A welcome to readers

As a resident of this planet for more than four fifths of a century, I have enjoyed both successes and disappointments in a wide variety of vocations, avocations, and life experiences. This blog satisfies my desire to share some thoughts and observations--trenchant and prosaic--with those who are searching for diversions which are interesting, poignant and occasionally funny. I also plan to share recommendations about good/great movies I've watched and books and articles which I've found particularly mind-opening, entertaining, instructive. In addition, I can't pass up the opportunity to reflect publicly on how I am experiencing the so-called Golden Years.
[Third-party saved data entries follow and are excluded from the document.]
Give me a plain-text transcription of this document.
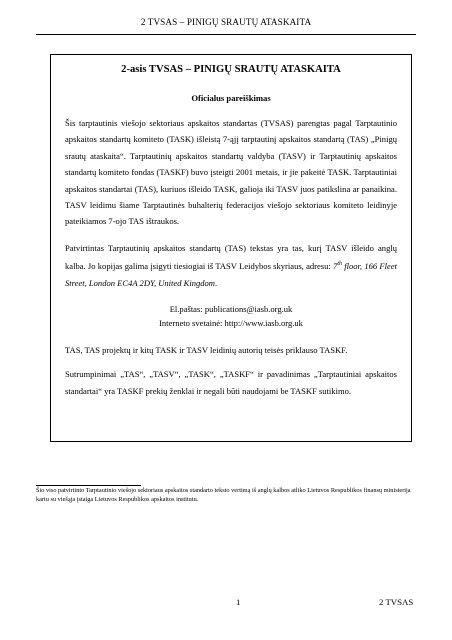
2 TVSAS – PINIGŲ SRAUTŲ ATASKAITA
2-asis TVSAS – PINIGŲ SRAUTŲ ATASKAITA
Oficialus pareiškimas

Šis tarptautinis viešojo sektoriaus apskaitos standartas (TVSAS) parengtas pagal Tarptautinio apskaitos standartų komiteto (TASK) išleistą 7-ąjį tarptautinį apskaitos standartą (TAS) „Pinigų srautų ataskaita“. Tarptautinių apskaitos standartų valdyba (TASV) ir Tarptautinių apskaitos standartų komiteto fondas (TASKF) buvo įsteigti 2001 metais, ir jie pakeitė TASK. Tarptautiniai apskaitos standartai (TAS), kuriuos išleido TASK, galioja iki TASV juos patikslina ar panaikina. TASV leidimu šiame Tarptautinės buhalterių federacijos viešojo sektoriaus komiteto leidinyje pateikiamos 7-ojo TAS ištraukos.

Patvirtintas Tarptautinių apskaitos standartų (TAS) tekstas yra tas, kurį TASV išleido anglų kalba. Jo kopijas galima įsigyti tiesiogiai iš TASV Leidybos skyriaus, adresu: 7th floor, 166 Fleet Street, London EC4A 2DY, United Kingdom.

El.paštas: publications@iasb.org.uk
Interneto svetainė: http://www.iasb.org.uk

TAS, TAS projektų ir kitų TASK ir TASV leidinių autorių teisės priklauso TASKF.

Sutrumpinimai „TAS“, „TASV“, „TASK“, „TASKF“ ir pavadinimas „Tarptautiniai apskaitos standartai“ yra TASKF prekių ženklai ir negali būti naudojami be TASKF sutikimo.

Šio viso patvirtinto Tarptautinio viešojo sektoriaus apskaitos standarto teksto vertimą iš anglų kalbos atliko Lietuvos Respublikos finansų ministerija kartu su viešąja įstaiga Lietuvos Respublikos apskaitos institutu.
1	2 TVSAS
Write anytime:
markmarv2004@yahoo.com

Sunday, October 2, 2011

Erect the Barricades: "Let Them Drink Champagne and Eat Cake."

I invite you to join me and share my rage at the reaction of some of our fellow Americans who were viewing, as if it were a spectacle, the protesters marching on Wall Street.  Here is the website to watch:

http://www.nationofchange.org/wall-street-mocks-protesters-drinking-champagne-1317397531#comments

The self-satisfaction of the Wall Street onlookers brought my blood to a full boil, and it was already simmering anyway. In an earlier blog post or two, I lamented the fact that none, not one, of the bank or corporate officials who brought the crisis of 2008 upon us, has been arrested or charged in a court of law.  Millions of Americans, including me, have lost savings, retirement income, homes, investments, and hope for the future because of the unbridled greed and avarice of some Wall Streeters,  and their obvious inability and unwillingness to regulate themselves--as the free market folks would have us believe they are able to do. Balderdash!

Self-regulation by Wall Street and Corporate interests--whether it be on matters of environmental degradation or exploitation of workers or devising  bundled securities and deceptive mortgage practices hawked by outright lying, fraud, deceptive advertising, or covering up heinous debasement of air-water-food sources to increase profit margins--is impossible.  Self-regulation is only a pipe dream, a will-o'-the-wisp, a fantasy  in an environment gorged with and driven by greed.  Those who argue that self-regulation is possible, and that less government in this matter is desirable,  are either naive, or captives of some unrealistic political ideology, or have become partners themselves in the piratical schemes purveyed by the moneyed interests.

In the meanwhile, some of those people who were responsible for our economy's  gigantic fiscal and human losses get "punished" by their companies with multi-million dollar separation packages. At the height of my earning power as a teacher, it would have taken 25 years of bringing home my gross pay, 25 years!, to accumulate a $1,000,000 total. And I was successful doing what I did.  To get rewarded so handsomely for failure seems to me to be outrageous, if not criminal.

Ironically, I take note of the arrests today of 700 Wall Street protesters for violation of pedestrian restrictions on the Brooklyn Bridge. In the last weeks, I have seen  protesters arrested for all sorts of misdeeds at and around the park where they are encamped in lower Manhattan.  I see others attacked by police with pepper spray and still others manhandled, hit, and pushed and dragged around by officers with billy clubs. There is a Selma-like feel to this whole event, and I'm glad that the mainstream media are finally acting responsibly in their reporting.

I'm getting most of my news these days from  nationofchange.org an avowedly progressive site. I use this source because, quite frankly, I am weary of the game-playing and posturing of both Democrats and Republicans in the Congress--fiddling while Rome burns, rearranging the seats on the decks of the Titanic. This is, in my opinion, a time of major national crisis--economic for sure, but socio-political and governmental as well. I am deeply concerned about the future of the Republic, more so than I have ever been in my 75 years of life.

I was a life-long Democrat, liberal in education, and by instinct. I was an enthusiastic Obama supporter and defended him and his cause and his dream among my myriad liberal Republican friends and relatives who felt free to attack him not only for his politics, but also for his race. In my heart, I still want to believe that he really means :"Yes we can" and also means "YES WE WILL." However, daily evidence is dimming my fondest hopes. Sad, too, because Obama is a bright, decent human being who elevated the hopes of millions for the first time in many years.

Right now, I have, with few exceptions disavowed most politicians of both parties until someone emerges who demonstrates at least a modicum of brains, common sense, courage, knowledge of the basics of American and world history, some guts, a heart, basic integrity and honesty, the courage to put jerks in their places,  and the ability to listen with empathy to the plight of everyday Americans--and then act on their behalf.

I continue to believe that America is and should be a democratic republic that rewards and cherishes merit, and not a plutocracy that remunerates, with high office and astronomical salaries,  slick "deals," deceit, screwing the vulnerable, and unbridled graft.

I guess I'll just have to watch multimillion dollar athletes adorn my TV,  my corn chips (no cake for me),  and boil while watching the Wall Streeters smirk and drink their champagne.